Direction le sud de la France, cette semaine, avec le premier roman d’un spécialiste de la littérature et de la philosophie du XVIII° siècle, Lucien Nouis. L’histoire se situe aujourd’hui, dans la région nîmoise, et le roman s’intitule "Nous ne négligerons aucune piste"

Une enquête est particulièrement complexe et intrigante

L’affaire commence dans la garrigue, entre murs de pierres sèches et figuiers de barbarie. Un homme venu enterrer son chien découvre un corps de femme à moitié carbonisé donc difficile à identifier. L’enquête va bientôt se concentrer autour du village voisin déchiré par un conflit entre le maire et un groupe de zadistes qui tentent de résister à un projet de parc zoologique pour attirer les touristes.

L’intrigue est bien menée, les personnages nombreux, croqués avec un sens aigu du portrait, et l’enquêteur, confronté à une série de disparitions, ne va effectivement négliger aucune piste.

Cet enquêteur, le commissaire Bordarier, est un personnage vraiment réussi.

Il rappelle un peu Pepe Carvalho, le fameux détective de Manuel Vázquez Montalbàn ou encore le commissaire Montalbano d’Andrea Camilleri dont l’auteur revendique l’influence.

Émile Bordarier porte sa cinquantaine comme un vieux costume, mais pas que. C’est un homme au regard et à l’humour incisifs, il est intelligent, cultivé, amateur de bonne cuisine, de littérature -dans sa bibliothèque figure en particulier un recueil de poèmes d’Audiberti.

Amateur aussi de chanson populaire, comme l’était Montalbàn. Bordarier possède toute une collection de vinyles des années 70 et 80. Je me casse à Palavas de Marc Charlan, par exemple. Ou, moins pointu, le fameux tube d’Hervé Cristiani, Il est libre Max.

Le commissaire Bordurier en revanche n’est pas si libre que ça…

Ila des problèmes avec sa fille dont les fréquentations l’inquiètent. Il boit trop. Il est empathique et particulièrement sensible aux grandes étendues gelées que chacun porte en soi.

Bordurier est un mélange subtil de tendresse pour la vie et de lucidité sur les faiblesses des hommes, leurs travers et leurs failles.

Sa complexité et ses contradictions teintent tout le roman d’une belle mélancolie…

Extrait :

Qu’est-ce qui avait délogé du labyrinthe de sa mémoire le fumet d’une gardiane préparée un dimanche d’août 1975, quelques jours après la mort de son père ? Mystère.
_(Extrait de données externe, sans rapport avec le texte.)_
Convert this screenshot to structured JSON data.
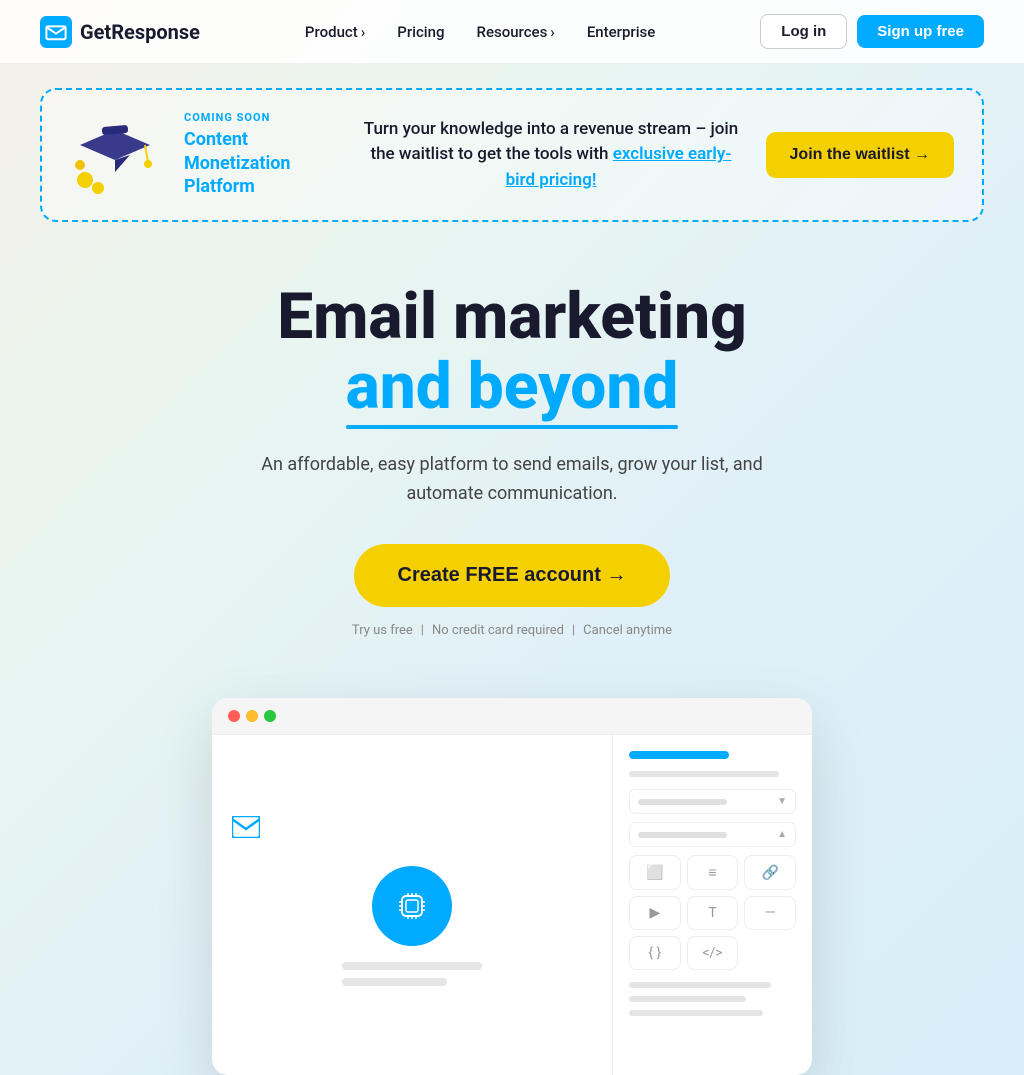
{
  "nav": {
    "logo_text": "GetResponse",
    "links": [
      {
        "label": "Product",
        "has_arrow": true
      },
      {
        "label": "Pricing",
        "has_arrow": false
      },
      {
        "label": "Resources",
        "has_arrow": true
      },
      {
        "label": "Enterprise",
        "has_arrow": false
      }
    ],
    "login_label": "Log in",
    "signup_label": "Sign up free"
  },
  "banner": {
    "coming_soon": "COMING SOON",
    "platform_name": "Content\nMonetization\nPlatform",
    "description_plain": "Turn your knowledge into a revenue stream – join the waitlist to get the tools with ",
    "description_link": "exclusive early-bird pricing!",
    "waitlist_label": "Join the waitlist →"
  },
  "hero": {
    "title_line1": "Email marketing",
    "title_line2": "and beyond",
    "subtitle": "An affordable, easy platform to send emails, grow your list, and automate communication.",
    "cta_label": "Create FREE account →",
    "note_parts": [
      "Try us free",
      "No credit card required",
      "Cancel anytime"
    ]
  },
  "mockup": {
    "dots": [
      "red",
      "yellow",
      "green"
    ]
  }
}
Mais il avait tout à coup eu envie de retrouver la saveur de cette viande de taureau que sa mère, encore vêtue de noir, avait mise à mariner toute une nuit avec du vin, de l’écorce d’orange séchée, du thym, du laurier, dans une cocotte en terre cuite, puis roussie à la poêle dans de l’huile d’olive, avant de la faire mijoter jusque’à ce que la lumière blanche du jour ait fait place au rose du soir. La couleur du deuil, le cercueil posé dans la chambre, le corps emporté, les pleurs, tout cela s’était mêlé à la chair de ce taureau de combat mort dans les arènes de Nîmes. (…) Le repas avait été comme une deuxième et étrange cérémonie funéraire, douce et réconfortante.

Au total, c’est la personnalité de ce commissaire qui donne le ton du livre

Mélancolique, on l’a dit. Mais aussi caustique. L’auteur, comme son personnage, a le regard aussi tendre que cruel. Il peint la bêtise et la médiocrité ordinaires, les touristes échoués sur la plage du Grau-du-Roi, les piliers de bars poisseux. Il met en scène la cupidité et le double jeu des affairistes sans scrupule, des écolos aux ambitions très personnelles, tout un bestiaire tristement banal. L’humour est noir, on rit beaucoup mais le goût est amer. Et la comédie, tragique.